Strona:PL X de Montépin Z dramatów małżeńskich.djvu/89

Z Wikiźródeł, wolnej biblioteki
Ta strona została przepisana.

Lecz jeśli tak było w istocie. to czemu nie wrócił się do niej?... Wszak była prawie już żoną jego... jej majątek miał go wkrótce zbogacić...
I umysł biednej kobiety błąkał się po manowcach, nie znajdując chwili spokoju. Przypuszczała wszystko, oprócz zdrady — i cierpiała strasznie...
Wreszcie siódmego dnia Tomas przyniósł jej wraz z gazetami list.
Panna Lizely pochwyciła kopertę, lecz ujrzawszy, że byłato karta z zawiadomieniem, chciała rzucić ją na bok nie otworzywszy nawet.
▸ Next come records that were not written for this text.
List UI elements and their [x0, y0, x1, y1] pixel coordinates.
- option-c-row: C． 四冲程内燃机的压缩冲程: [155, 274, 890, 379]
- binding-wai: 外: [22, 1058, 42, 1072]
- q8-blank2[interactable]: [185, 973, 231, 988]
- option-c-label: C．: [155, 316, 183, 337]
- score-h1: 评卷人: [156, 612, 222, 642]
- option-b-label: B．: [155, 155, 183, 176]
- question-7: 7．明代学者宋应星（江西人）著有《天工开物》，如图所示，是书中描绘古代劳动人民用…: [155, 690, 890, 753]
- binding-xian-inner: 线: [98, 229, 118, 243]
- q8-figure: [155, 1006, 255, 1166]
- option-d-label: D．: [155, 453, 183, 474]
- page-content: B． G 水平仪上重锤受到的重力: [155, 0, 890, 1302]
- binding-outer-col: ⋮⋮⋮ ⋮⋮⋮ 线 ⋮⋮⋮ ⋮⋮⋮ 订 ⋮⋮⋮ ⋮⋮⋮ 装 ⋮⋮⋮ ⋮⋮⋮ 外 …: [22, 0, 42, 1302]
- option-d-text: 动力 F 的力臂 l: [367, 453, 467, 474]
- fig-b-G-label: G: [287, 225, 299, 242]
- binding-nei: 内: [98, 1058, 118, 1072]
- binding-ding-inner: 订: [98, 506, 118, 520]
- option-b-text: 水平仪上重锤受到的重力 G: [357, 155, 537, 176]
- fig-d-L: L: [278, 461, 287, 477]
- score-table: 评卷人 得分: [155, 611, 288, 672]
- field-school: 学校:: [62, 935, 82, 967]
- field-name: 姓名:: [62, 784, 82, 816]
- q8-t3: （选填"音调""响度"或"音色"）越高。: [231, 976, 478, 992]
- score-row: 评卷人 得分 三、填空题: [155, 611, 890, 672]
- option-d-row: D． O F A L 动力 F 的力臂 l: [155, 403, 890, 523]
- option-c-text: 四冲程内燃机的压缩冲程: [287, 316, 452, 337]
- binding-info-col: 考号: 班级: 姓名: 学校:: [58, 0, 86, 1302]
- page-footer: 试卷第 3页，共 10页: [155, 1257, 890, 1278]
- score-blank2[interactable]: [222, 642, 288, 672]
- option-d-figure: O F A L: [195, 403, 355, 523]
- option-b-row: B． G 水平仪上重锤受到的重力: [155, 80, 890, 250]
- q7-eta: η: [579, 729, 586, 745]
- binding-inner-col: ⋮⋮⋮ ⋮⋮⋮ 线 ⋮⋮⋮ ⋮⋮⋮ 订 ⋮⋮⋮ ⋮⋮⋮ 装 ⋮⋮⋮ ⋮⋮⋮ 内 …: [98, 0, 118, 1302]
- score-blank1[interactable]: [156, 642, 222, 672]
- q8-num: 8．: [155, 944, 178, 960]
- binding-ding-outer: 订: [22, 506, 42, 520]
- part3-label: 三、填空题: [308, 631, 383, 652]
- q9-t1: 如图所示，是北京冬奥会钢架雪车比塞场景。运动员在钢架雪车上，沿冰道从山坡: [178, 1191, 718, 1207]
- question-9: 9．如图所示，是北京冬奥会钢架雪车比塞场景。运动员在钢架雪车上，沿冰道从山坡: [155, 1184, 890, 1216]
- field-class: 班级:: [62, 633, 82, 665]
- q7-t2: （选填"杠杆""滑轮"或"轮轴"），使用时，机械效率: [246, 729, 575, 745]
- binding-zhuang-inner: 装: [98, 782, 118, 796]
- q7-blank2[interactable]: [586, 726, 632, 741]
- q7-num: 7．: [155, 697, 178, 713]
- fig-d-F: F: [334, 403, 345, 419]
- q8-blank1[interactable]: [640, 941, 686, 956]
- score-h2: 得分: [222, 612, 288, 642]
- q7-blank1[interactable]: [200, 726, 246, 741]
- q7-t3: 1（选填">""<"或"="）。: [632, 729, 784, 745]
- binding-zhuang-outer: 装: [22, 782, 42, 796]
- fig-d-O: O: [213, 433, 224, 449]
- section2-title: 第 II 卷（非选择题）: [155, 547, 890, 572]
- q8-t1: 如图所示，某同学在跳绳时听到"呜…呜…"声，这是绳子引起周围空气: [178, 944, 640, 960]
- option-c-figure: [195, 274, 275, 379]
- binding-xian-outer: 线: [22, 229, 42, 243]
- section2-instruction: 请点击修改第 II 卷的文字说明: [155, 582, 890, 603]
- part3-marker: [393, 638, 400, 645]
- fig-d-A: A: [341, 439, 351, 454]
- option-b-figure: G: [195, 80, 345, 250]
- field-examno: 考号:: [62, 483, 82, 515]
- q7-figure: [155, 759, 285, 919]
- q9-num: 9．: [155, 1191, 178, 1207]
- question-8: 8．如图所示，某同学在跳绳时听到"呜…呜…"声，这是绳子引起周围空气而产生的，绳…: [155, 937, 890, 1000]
Lecz ręka jej mimo woli rozdarła kopertę.
Spojrzała na kartę i oczy jej otwarły się szeroko... Trupia bladość powlokła oblicze — dreszcz przebiegł po całem ciele...
Przeczytała następujące wyrazy:

„Hrabia Paweł de Nancey ma honor zawiadomić Panią o ślubie swym z panną? Małgorzatą Bouchard, w Montmorencey.“

Panna Lizely sądziła, że śni... lecz odczytawszy dwa razy straszne słowa, szepnęła słabym głosem:
— Ah! podły!
I padła bez zmysłów na podłogę.


ROZDZIAŁ XVII.
Zgromadzenie

Po ślubie.
Opowiadane przez nas zdarzenia, bardzo szybko po sobie następowały. Trzy tygodnie zaledwie upłynęły, od pamiętnego zebrania wierzycieli, które służyło nam niejako za wstęp do tej opowieści.